Just to give you a taste what a SR calculation might look like: because of globally nice coordinates, people are tempted to describe also distant phenomena (which doesn't really make sense, physics is always only local). So the blue twin might decide to compute the age of the green twin. This will work nicely because it is in the inertial frame of reference, so it'll arrive at the same result we did.

But the green twin will come to strange conclusions. Both straight lines of its trajectory will work just fine and if it weren't for the turn, the blue twin would need to be younger from the green twin's viewpoint too. So the green twin has to conclude that the fact that blue twin was in a strong gravitational field (which is equivalent to the acceleration that makes green twin turn) makes it older. This gives a mathematically correct result (if computed carefully), but of course, physically it's a complete nonsense. You just can't expect that your local acceleration has any effect on a distant observer. The point that has to be taken here (and that GR makes clear only too well) is that you should never try to talk about distant objects.

The "paradox" in the twin paradox is that a naive view of the problem would suggest that the situation ought to be perfectly symmetric: each twin should believe that he or she is really at rest, while the other twin is the one who moves off at high speed then returns. This is incorrect, though, because one of the two necessarily accelerates, which provides a means of distinguishing between the two frames of reference.

You can understand the difference in times entirely from within special relativity, with no need to invoke general relativity. You can easily Google up a dozen different explanations of how it works, but the best I've seen is probably the one in Tatsu Takeuchi's An Illustrated Guide to Relativity. Sadly, being illustrated and not online, it's a bit beyond my ability to reproduce here, but it's worth a look.

The problem that needs to be resolved is that both twins should see the other's clock running slow during the trip, but somehow, the moving twin has to end up seeing less time pass than the Earthbound twin. The resolution is, very roughly, that in the moving frame of the twin on the return trip, the departure point is much farther in the past, so the trip has been going on for a longer time. An observer who has always been in that frame (say the captain of the interstellar transport the twin is hitching a ride on) would say that the Earth clock has always been slow, but it's been going for far longer than the twin's internal clock would suggest.

The details are somewhat subtle, though, which is why there are dozens of semi-contradictory explanations available via Google. It's important to note, though, that it is not the case that the acceleration causes the difference between the clocks (in which case you might actually need GR to work it out). It's the transitions between frames of reference that leads to the difference, not the acceleration itself, and you can get a twin-paradox-like difference between clocks even when both twins undergo exactly the same acceleration, as shown in this American Journal of Physics paper.

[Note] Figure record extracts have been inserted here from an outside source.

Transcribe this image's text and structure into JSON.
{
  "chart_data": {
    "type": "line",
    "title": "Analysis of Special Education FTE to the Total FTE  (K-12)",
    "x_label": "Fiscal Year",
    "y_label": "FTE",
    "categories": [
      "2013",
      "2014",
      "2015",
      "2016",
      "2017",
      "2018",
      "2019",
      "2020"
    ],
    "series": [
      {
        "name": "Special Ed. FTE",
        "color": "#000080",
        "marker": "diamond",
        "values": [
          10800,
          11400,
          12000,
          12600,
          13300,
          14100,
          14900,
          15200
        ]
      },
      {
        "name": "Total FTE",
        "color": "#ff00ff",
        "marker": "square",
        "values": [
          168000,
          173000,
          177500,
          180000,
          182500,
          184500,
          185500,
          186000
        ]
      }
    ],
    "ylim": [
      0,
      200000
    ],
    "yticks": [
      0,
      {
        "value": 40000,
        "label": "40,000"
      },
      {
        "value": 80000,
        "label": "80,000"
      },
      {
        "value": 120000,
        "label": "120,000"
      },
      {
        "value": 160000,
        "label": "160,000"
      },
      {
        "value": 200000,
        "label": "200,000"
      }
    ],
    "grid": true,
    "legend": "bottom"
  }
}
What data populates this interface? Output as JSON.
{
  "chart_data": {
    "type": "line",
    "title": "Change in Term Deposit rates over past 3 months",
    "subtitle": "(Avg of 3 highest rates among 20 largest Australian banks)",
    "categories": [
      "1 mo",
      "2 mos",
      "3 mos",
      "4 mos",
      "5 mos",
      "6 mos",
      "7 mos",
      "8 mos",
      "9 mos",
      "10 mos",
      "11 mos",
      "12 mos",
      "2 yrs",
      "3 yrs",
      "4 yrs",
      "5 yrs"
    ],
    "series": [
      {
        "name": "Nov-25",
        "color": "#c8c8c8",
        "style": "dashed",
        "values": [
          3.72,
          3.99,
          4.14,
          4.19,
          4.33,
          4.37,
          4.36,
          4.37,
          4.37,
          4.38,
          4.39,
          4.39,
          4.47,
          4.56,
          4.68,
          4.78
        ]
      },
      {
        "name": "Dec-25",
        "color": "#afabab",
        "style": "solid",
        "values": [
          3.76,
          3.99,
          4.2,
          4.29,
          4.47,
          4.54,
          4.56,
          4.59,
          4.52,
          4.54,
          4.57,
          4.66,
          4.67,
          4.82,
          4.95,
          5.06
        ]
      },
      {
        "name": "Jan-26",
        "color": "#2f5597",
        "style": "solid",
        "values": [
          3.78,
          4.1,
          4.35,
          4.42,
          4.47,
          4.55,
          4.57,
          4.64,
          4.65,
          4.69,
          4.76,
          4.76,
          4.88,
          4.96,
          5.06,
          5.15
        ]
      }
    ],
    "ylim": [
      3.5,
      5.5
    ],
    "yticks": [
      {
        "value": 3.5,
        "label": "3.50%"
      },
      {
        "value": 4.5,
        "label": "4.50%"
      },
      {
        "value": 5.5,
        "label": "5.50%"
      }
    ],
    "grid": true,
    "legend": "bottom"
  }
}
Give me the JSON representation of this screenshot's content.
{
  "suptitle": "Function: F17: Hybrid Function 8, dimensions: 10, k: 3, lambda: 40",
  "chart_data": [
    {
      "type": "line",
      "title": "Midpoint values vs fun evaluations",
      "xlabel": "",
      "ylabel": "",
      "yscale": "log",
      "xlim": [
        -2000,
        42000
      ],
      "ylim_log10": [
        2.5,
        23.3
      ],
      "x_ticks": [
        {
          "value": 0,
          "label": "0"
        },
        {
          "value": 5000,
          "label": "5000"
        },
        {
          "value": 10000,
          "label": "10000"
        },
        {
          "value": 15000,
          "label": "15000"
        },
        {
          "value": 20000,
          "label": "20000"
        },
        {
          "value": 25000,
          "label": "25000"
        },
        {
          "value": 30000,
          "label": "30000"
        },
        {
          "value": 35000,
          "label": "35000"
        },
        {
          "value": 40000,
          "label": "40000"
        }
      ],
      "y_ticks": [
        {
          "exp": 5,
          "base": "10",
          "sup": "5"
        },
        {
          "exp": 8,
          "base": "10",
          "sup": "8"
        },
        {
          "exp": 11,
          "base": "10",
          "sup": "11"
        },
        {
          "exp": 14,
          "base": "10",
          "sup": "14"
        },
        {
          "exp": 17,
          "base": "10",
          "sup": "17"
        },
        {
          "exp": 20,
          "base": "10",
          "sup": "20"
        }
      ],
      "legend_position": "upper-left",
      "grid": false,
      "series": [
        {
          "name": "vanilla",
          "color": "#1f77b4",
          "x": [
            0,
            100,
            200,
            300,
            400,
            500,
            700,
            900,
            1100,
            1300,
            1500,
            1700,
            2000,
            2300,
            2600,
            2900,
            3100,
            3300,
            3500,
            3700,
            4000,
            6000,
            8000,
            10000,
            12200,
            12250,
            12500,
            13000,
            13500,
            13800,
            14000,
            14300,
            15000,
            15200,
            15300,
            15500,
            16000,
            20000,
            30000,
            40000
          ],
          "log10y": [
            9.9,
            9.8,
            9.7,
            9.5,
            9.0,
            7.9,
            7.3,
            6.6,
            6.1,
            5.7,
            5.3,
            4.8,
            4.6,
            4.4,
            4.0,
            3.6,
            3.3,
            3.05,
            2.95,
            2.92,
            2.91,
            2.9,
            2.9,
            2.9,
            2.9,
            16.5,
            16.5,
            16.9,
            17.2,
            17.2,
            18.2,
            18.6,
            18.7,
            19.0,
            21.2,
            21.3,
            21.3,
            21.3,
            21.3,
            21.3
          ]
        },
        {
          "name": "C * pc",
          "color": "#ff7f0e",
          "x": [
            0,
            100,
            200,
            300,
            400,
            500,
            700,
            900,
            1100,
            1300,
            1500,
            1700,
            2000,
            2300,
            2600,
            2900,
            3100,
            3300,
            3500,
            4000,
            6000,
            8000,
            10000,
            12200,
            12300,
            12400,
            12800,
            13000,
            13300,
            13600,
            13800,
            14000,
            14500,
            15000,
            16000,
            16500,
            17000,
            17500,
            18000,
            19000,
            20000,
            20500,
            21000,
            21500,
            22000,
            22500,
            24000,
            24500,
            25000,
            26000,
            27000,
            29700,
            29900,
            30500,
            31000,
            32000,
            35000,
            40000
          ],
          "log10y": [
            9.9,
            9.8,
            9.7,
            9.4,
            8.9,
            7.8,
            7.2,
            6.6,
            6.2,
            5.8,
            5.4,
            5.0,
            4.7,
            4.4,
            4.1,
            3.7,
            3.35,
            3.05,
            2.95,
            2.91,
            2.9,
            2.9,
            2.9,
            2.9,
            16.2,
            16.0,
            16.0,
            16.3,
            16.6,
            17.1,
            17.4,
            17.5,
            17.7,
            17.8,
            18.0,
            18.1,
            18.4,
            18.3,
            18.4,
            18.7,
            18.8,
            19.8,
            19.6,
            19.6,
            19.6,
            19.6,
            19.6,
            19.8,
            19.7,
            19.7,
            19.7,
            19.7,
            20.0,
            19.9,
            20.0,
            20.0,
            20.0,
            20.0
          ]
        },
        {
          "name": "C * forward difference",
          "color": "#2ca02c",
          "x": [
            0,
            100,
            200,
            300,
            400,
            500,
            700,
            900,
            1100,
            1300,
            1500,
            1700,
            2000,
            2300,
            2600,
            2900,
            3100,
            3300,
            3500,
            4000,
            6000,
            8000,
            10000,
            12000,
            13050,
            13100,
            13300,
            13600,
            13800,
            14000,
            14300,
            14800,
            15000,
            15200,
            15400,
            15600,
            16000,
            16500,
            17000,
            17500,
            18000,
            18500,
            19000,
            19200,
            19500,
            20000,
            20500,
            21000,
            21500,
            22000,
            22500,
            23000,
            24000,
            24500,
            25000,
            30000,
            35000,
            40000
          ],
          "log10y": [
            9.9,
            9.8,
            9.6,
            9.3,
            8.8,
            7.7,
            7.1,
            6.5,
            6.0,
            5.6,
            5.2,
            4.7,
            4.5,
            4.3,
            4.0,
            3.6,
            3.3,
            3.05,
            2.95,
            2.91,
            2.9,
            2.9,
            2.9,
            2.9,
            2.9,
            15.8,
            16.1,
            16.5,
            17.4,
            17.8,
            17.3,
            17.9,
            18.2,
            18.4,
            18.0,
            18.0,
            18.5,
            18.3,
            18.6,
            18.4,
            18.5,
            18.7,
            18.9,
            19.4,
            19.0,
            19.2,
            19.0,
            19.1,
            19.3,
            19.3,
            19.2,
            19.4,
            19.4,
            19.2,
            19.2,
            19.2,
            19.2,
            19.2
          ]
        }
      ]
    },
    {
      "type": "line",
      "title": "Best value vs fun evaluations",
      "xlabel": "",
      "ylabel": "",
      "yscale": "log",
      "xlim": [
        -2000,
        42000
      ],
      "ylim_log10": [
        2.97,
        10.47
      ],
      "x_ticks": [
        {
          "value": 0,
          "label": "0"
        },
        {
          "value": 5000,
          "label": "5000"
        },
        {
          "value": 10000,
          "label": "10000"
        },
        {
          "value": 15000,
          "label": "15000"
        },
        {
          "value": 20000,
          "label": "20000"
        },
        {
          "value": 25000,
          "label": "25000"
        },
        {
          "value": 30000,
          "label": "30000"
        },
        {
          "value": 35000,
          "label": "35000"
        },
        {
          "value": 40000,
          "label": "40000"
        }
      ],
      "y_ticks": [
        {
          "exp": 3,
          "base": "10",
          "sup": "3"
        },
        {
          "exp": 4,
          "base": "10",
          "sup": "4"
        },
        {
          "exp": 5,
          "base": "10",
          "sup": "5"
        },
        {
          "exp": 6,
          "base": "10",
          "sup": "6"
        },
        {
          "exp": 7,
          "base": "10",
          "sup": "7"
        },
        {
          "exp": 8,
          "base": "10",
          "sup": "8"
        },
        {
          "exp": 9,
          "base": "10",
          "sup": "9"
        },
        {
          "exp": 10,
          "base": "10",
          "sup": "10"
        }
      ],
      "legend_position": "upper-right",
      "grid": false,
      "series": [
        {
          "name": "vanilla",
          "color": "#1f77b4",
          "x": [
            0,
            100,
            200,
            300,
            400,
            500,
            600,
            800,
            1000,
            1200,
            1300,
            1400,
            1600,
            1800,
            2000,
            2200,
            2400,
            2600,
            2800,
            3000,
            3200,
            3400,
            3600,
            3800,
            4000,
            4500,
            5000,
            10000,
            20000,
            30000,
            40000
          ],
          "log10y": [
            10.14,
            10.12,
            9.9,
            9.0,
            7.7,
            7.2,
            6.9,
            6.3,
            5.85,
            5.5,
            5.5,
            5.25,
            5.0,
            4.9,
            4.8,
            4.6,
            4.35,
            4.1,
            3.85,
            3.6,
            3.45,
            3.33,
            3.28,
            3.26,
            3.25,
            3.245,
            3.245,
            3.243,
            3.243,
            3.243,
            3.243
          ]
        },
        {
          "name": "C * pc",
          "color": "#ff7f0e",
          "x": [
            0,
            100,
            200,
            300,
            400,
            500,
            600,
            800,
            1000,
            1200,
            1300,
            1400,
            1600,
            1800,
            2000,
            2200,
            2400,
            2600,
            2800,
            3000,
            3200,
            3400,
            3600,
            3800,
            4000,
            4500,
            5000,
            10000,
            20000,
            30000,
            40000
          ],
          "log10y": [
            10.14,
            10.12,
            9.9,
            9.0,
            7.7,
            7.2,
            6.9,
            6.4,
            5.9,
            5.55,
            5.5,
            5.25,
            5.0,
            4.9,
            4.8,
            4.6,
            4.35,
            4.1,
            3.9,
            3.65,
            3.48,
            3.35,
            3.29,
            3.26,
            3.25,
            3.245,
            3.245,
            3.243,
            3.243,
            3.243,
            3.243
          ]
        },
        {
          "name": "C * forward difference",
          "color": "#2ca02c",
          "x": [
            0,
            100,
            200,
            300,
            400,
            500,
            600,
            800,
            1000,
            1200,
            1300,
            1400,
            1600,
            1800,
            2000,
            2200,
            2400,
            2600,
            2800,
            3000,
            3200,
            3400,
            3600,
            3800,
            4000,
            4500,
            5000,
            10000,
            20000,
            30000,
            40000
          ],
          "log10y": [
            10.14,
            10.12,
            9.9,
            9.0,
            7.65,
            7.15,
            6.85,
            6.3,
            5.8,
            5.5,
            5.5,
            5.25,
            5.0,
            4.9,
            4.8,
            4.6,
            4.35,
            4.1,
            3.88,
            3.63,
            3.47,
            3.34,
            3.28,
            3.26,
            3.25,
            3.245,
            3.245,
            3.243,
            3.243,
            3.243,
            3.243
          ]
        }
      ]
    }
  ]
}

Carlo Rovelli gives an intuitive account of why only SRT is needed in his new book "The order of time":

‘In motion’ in relation to what? How can we determine which of the two objects moves, if the motion is only relative? This is an issue that has confused many. The correct answer (rarely given) is this: in motion relative to the only reference in which the point in space where the two clocks separate is the same point in space where they get back together. There is only a single straight line between two events in spacetime, from A to B: it’s the one along which time is maximum, and the speed relative to this line is the one that slows time. If the clocks separate and are not brought together again, there is no point asking which one is fast and which one is slow. If they come together, they can be compared, and the speed of each one becomes a well-defined notion.